Dalam aplikasi praktis, baterai AGM dan lithium-ion masing-masing menawarkan keuntungan, sesuai dengan skenario dan anggaran yang berbeda. Dalam hal kepadatan energi, baterai lithium-ion menawarkan output energi spesifik yang lebih tinggi, biasanya mencapai 150-265 WH/kg, secara signifikan lebih tinggi dari 30-50 WH/kg baterai AGM. Ini berarti bahwa untuk volume atau berat yang sama, baterai lithium-ion dapat memberikan masa pakai baterai yang lebih lama atau kapasitas beban yang lebih besar, membuatnya sangat cocok untuk perangkat dengan ruang kompak atau persyaratan masa pakai baterai yang tinggi.
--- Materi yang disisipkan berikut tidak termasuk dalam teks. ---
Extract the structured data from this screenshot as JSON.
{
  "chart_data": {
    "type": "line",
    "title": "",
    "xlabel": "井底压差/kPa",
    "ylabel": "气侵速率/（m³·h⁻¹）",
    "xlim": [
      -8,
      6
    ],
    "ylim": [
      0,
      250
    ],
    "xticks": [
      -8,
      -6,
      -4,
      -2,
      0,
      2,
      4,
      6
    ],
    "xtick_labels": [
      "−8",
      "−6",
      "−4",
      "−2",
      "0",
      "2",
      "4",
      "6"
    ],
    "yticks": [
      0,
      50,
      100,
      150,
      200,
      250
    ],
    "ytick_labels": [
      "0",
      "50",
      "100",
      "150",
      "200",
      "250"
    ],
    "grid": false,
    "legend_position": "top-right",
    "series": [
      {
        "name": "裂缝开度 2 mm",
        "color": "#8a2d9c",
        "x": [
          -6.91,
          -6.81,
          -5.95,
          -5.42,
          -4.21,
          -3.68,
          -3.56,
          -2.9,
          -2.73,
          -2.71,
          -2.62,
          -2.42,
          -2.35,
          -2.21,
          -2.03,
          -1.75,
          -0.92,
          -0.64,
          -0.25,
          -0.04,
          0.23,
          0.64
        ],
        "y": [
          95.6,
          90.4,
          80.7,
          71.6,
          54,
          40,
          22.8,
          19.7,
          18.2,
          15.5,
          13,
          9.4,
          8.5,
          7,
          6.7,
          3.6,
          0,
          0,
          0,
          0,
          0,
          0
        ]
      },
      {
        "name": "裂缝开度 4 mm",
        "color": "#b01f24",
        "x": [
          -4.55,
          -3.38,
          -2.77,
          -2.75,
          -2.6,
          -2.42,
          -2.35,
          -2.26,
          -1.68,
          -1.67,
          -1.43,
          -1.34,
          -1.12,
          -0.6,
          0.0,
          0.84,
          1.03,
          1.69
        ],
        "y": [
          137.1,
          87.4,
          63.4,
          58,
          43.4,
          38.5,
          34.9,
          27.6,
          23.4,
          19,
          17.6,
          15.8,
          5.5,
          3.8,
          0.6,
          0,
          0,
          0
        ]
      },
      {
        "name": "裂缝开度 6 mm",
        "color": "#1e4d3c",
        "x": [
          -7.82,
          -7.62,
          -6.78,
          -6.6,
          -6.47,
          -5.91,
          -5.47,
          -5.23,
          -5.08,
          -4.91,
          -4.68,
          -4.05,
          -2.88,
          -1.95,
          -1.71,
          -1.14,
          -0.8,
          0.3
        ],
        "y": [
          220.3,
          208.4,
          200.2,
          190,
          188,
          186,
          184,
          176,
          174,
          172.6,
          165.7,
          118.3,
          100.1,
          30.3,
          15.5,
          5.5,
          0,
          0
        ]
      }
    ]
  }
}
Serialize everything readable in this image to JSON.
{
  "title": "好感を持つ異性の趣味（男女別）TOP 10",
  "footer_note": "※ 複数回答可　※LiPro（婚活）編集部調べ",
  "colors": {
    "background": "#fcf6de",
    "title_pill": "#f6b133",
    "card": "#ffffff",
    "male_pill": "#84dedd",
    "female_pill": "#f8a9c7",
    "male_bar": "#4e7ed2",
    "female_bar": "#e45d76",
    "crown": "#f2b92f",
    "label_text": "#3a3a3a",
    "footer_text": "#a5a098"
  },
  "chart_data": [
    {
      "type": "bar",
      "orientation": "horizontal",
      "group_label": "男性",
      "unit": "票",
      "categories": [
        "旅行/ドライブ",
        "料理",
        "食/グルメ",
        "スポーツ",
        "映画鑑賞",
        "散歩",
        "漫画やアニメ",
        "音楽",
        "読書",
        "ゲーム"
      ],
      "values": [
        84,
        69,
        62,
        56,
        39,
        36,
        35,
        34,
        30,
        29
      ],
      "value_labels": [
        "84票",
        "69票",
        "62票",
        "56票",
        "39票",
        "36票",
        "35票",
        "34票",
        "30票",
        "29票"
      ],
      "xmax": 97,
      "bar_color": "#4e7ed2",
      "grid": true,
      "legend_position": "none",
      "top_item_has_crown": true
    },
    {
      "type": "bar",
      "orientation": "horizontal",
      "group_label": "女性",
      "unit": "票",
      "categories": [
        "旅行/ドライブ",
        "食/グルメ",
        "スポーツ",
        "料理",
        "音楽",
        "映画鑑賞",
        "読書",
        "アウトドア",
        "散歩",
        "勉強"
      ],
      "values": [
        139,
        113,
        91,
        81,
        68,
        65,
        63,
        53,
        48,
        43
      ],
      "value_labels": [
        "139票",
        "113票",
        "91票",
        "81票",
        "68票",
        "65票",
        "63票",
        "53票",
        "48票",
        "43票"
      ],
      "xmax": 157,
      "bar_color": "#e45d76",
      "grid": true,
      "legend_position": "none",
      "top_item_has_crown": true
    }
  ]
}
Dari kehidupan siklus dan perspektif ekonomi, baterai lithium-ion umumnya memiliki umur siklus 2.000-5.000 siklus, sementara baterai RUPS biasanya memiliki umur siklus 300-500 siklus. Ini membuat baterai lithium-ion lebih hemat biaya untuk kasus penggunaan jangka panjang, seperti penyimpanan energi fotovoltaik dan sistem rumah di luar jaringan. Meskipun baterai lithium-ion memiliki investasi awal yang lebih tinggi, frekuensi penggantian yang lebih rendah dan efisiensi energi yang lebih tinggi (sekitar 95%) sering membayar sendiri dalam 2-3 tahun.

Namun, dalam aplikasi yang membutuhkan kemampuan beradaptasi saat ini dan lingkungan awal yang tinggi, baterai RUPS tetap banyak digunakan di lingkungan yang keras seperti catu daya awal otomotif, sistem cadangan UPS, dan kapal, berkat kinerja cranking dingin yang luar biasa (hingga 1000A CCA), struktur tahan getaran, dan desain yang bebas pemeliharaan, yang ditutup. Sebaliknya, baterai lithium-ion lebih sensitif terhadap manajemen suhu dan berkinerja sedikit lebih buruk di lingkungan suhu rendah. Mereka biasanya membutuhkan sistem manajemen baterai (BMS) untuk memastikan keamanan dan efisiensinya.
Singkatnya, jika aplikasi ini menekankan efisiensi energi yang ringan, siklus dalam, dan energi tinggi, baterai lithium-ion adalah pilihan yang disukai. Dalam sistem yang peka terhadap biaya dengan persyaratan keamanan dan keandalan yang ketat dan penggunaan siklus, baterai RUPS masih menawarkan keunggulan yang tak tergantikan. Pengguna harus dengan hati -hati memilih jenis baterai berdasarkan persyaratan proyek, anggaran, kendala ruang, dan frekuensi penggunaan, untuk mencapai keseimbangan optimal antara kinerja dan biaya.